Perhaps her most significant accomplishment is that, despite incarceration, Judy has been a warm, loving and influential mother to her now 31-year-old daughter, Harriet, a graduate of Stuyvesant High School in New York City, Stanford University, and the Iowa Writer's Workshop. Yet neither mother nor daughter has taken their relationship for granted. Currently a post-graduate writing fellow at Stanford, Harriet writes:
While the separation from my mother has been the major loss of my life, our relationship has always developed alongside the losses of other people, most significantly the nine children who have grown up without their fathers as a result of the crime in which my mother participated…. She has spent the last two decades working to become the mother she wants me to have, the woman she first set out to be. It is a process she initiated largely out of a responsibility to me and it is the course by which she has faced a far greater sense of responsibility and the implications of these responsibilities.
Why should Judy be freed?
Judy’s sentence of 75 years to life is not commensurate with her secondary role in the crime. Rather, it is a result of her conduct during the trial. In contrast to many of the defendants charged in the case who were represented by attorneys and put on a defense case, Judy used the trial to defend her politics. She waived her right to an attorney, remained absent from the courtroom for most of her trial, and waived her right to appeal. At the sentencing, the Judge noted Judy’s utter lack of remorse and, commenting that she would never be rehabilitated, gave her the maximum sentence permitted by statute. In contrast, many of the other defendants connected to the crime — including those alleged to be among the shooters — received lesser sentences or have been released. The person the Government called the mastermind has a parole release date of 2016. (Judy is not even eligible for parole until 2056.)

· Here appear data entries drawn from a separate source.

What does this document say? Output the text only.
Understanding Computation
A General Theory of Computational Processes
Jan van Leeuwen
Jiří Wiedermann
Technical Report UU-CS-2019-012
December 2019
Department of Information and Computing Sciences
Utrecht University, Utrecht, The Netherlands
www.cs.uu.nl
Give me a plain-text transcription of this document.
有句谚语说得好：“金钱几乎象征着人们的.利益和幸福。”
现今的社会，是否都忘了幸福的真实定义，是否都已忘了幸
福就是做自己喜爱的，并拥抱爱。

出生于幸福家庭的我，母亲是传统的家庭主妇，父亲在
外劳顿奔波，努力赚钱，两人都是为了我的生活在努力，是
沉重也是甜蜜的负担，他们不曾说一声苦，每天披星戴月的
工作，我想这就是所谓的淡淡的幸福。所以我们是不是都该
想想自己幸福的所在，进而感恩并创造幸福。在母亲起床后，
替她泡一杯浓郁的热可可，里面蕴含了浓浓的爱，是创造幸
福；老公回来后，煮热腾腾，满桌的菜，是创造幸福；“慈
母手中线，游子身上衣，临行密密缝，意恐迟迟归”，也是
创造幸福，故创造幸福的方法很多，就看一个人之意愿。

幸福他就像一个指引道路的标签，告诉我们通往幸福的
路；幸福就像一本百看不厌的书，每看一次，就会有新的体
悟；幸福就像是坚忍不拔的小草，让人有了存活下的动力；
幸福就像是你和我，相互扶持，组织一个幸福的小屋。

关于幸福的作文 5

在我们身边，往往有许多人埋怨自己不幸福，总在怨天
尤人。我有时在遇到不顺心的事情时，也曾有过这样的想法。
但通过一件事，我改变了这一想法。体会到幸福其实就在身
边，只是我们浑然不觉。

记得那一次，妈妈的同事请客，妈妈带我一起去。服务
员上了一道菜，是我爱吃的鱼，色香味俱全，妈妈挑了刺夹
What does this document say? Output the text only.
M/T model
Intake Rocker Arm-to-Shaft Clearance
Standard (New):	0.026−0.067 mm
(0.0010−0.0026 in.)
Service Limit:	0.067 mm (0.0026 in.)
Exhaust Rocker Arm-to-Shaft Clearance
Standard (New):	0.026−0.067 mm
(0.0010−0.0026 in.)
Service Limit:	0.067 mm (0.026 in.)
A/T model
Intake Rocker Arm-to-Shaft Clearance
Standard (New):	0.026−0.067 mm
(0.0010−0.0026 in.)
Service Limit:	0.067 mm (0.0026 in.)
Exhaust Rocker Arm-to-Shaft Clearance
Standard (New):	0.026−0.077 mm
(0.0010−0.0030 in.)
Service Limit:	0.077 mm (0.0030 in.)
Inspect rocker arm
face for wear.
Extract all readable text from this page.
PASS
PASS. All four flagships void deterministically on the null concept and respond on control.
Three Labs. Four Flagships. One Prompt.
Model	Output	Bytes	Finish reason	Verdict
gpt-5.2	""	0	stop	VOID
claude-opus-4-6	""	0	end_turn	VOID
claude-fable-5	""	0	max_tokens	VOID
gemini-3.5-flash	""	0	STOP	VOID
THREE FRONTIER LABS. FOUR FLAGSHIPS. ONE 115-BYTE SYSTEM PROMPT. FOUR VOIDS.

Certainly, there was no sign at the time of trial, or for several years after, that the woman who had gone to such lengths to project herself as an unrepentant revolutionary would transform into the woman she is today — a woman who first publicly renounced her crime in 1994 and issued a public apology to the victims in 2001.
Judy Clark is a “fit subject for mercy,” the requirement for clemency. She takes full responsibility for her role in the deaths of Peter Paige, Edward O’Grady and Waverly Brown and she lives every day regretting her participation in this senseless action. She has shown, by her work over the past 27 years, that she is an extraordinary woman. Her many accomplishments, her efforts on behalf of others — both inside and outside prison — her spiritual and personal growth, her deep remorse, and the fact that she has spent more than 30 years in prison for a crime where she was not the shooter, are all reasons why Judy Clark justly deserves the extraordinary remedy, and privilege, of clemency.